Andrew Sullivan has the scoop from TNR (it's on Sully's main page, sorry, I am so numb, dazed and exhausted I am just not gonna bother making the tasty URL link:
"Kerry won the center and the left. Over to Noam <http://www.tnr.com/etc.mhtml>:
'Not only did Kerry win by an 86-13 margin among self-described liberals, he also won by a 55-45 margin among self-described moderates. So how'd Bush pull it off? He won 84-15 among self-described conservatives, and, more importantly, he made sure conservatives comprised a much bigger chunk of the electorate than they did in 2000. (Conservatives comprised about 34 percent of the electorate yesterday, versus 29 percent in 2000 -- a huge shift, raw numbers-wise.) Anyone anticipating a conciliatory second Bush term should stop and consider how much Bush owes his base.'
There you have the Rove strategy in a nutshell. If the ideological demographics had stayed the same as they had been in 2000, Kerry might have won.

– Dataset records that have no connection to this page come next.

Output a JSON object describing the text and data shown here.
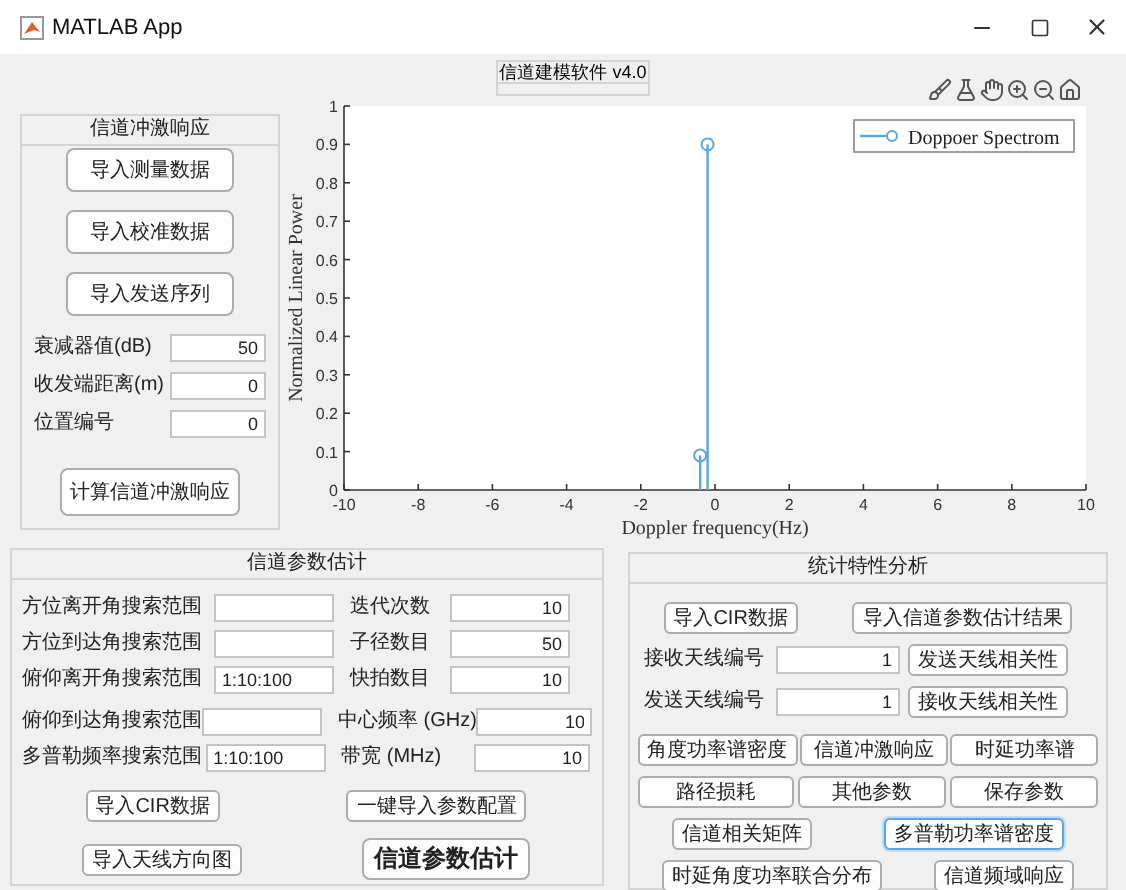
{
  "window": {
    "title": "MATLAB App"
  },
  "version_label": "信道建模软件 v4.0",
  "impulse_panel": {
    "title": "信道冲激响应",
    "buttons": [
      "导入测量数据",
      "导入校准数据",
      "导入发送序列"
    ],
    "fields": [
      {
        "label": "衰减器值(dB)",
        "value": "50"
      },
      {
        "label": "收发端距离(m)",
        "value": "0"
      },
      {
        "label": "位置编号",
        "value": "0"
      }
    ],
    "compute_button": "计算信道冲激响应"
  },
  "chart": {
    "chart_data": {
      "type": "bar",
      "xlabel": "Doppler frequency(Hz)",
      "ylabel": "Normalized Linear Power",
      "x": [
        -0.4,
        -0.2
      ],
      "series": [
        {
          "name": "Doppoer Spectrom",
          "color": "#5aa6e0",
          "values": [
            0.09,
            0.9
          ]
        }
      ],
      "xlim": [
        -10,
        10
      ],
      "ylim": [
        0,
        1
      ],
      "xticks": [
        -10,
        -8,
        -6,
        -4,
        -2,
        0,
        2,
        4,
        6,
        8,
        10
      ],
      "yticks": [
        0,
        0.1,
        0.2,
        0.3,
        0.4,
        0.5,
        0.6,
        0.7,
        0.8,
        0.9,
        1
      ]
    }
  },
  "estimation_panel": {
    "title": "信道参数估计",
    "rows": [
      {
        "left": {
          "label": "方位离开角搜索范围"
        },
        "right": {
          "label": "迭代次数",
          "value": "10",
          "kind": "narrow"
        }
      },
      {
        "left": {
          "label": "方位到达角搜索范围"
        },
        "right": {
          "label": "子径数目",
          "value": "50",
          "kind": "narrow"
        }
      },
      {
        "left": {
          "label": "俯仰离开角搜索范围",
          "value": "1:10:100"
        },
        "right": {
          "label": "快拍数目",
          "value": "10",
          "kind": "narrow"
        }
      },
      {
        "left": {
          "label": "俯仰到达角搜索范围"
        },
        "right": {
          "label": "中心频率 (GHz)",
          "value": "10",
          "kind": "wide"
        }
      },
      {
        "left": {
          "label": "多普勒频率搜索范围",
          "value": "1:10:100"
        },
        "right": {
          "label": "带宽 (MHz)",
          "value": "10",
          "kind": "wide"
        }
      }
    ],
    "buttons": [
      {
        "left": "导入CIR数据",
        "right": {
          "label": "一键导入参数配置",
          "kind": "plain"
        }
      },
      {
        "left": "导入天线方向图",
        "right": {
          "label": "信道参数估计",
          "kind": "primary"
        }
      }
    ]
  },
  "statistics_panel": {
    "title": "统计特性分析",
    "import_buttons": [
      "导入CIR数据",
      "导入信道参数估计结果"
    ],
    "antenna_rows": [
      {
        "label": "接收天线编号",
        "value": "1",
        "button": "发送天线相关性"
      },
      {
        "label": "发送天线编号",
        "value": "1",
        "button": "接收天线相关性"
      }
    ],
    "button_rows": [
      [
        {
          "label": "角度功率谱密度",
          "focused": false
        },
        {
          "label": "信道冲激响应",
          "focused": false
        },
        {
          "label": "时延功率谱",
          "focused": false
        }
      ],
      [
        {
          "label": "路径损耗",
          "focused": false
        },
        {
          "label": "其他参数",
          "focused": false
        },
        {
          "label": "保存参数",
          "focused": false
        }
      ],
      [
        {
          "label": "信道相关矩阵",
          "focused": false
        },
        {
          "label": "多普勒功率谱密度",
          "focused": true
        }
      ],
      [
        {
          "label": "时延角度功率联合分布",
          "focused": false
        },
        {
          "label": "信道频域响应",
          "focused": false
        }
      ]
    ]
  }
}
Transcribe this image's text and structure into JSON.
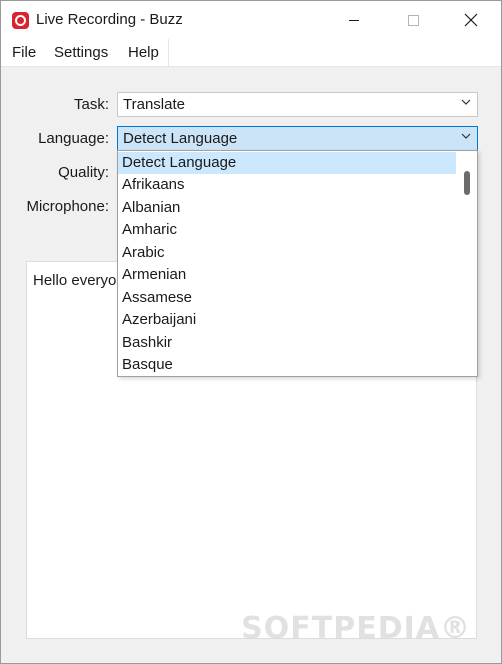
{
  "window": {
    "title": "Live Recording - Buzz",
    "app_icon": "buzz-record-icon",
    "controls": {
      "minimize": "minimize-icon",
      "maximize": "maximize-icon",
      "close": "close-icon"
    }
  },
  "menubar": {
    "items": [
      {
        "label": "File"
      },
      {
        "label": "Settings"
      },
      {
        "label": "Help"
      }
    ]
  },
  "form": {
    "task": {
      "label": "Task:",
      "value": "Translate"
    },
    "language": {
      "label": "Language:",
      "value": "Detect Language"
    },
    "quality": {
      "label": "Quality:"
    },
    "microphone": {
      "label": "Microphone:"
    }
  },
  "language_dropdown": {
    "selected": "Detect Language",
    "options": [
      "Detect Language",
      "Afrikaans",
      "Albanian",
      "Amharic",
      "Arabic",
      "Armenian",
      "Assamese",
      "Azerbaijani",
      "Bashkir",
      "Basque"
    ]
  },
  "transcript": {
    "text": "Hello everyone"
  },
  "watermark": "SOFTPEDIA®",
  "colors": {
    "accent": "#0078d7",
    "selection": "#cce8ff",
    "app_icon": "#d9232e"
  }
}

Two other small points: all those predictions of gay marriage moving African-Americans toward the Republicans didn't pan out. All those predictions of the youth vote going for Kerry did pan out - but they were trounced by seniors shifting to Bush (I think the gay issue mattered there as well).
The GOP's weak spot is that they aren't winning over the young; and that they won't have gays to kick around for ever. I notice that in California and Massachusetts, marriage equality candidates all won big. The polarization continues. Let federalism work."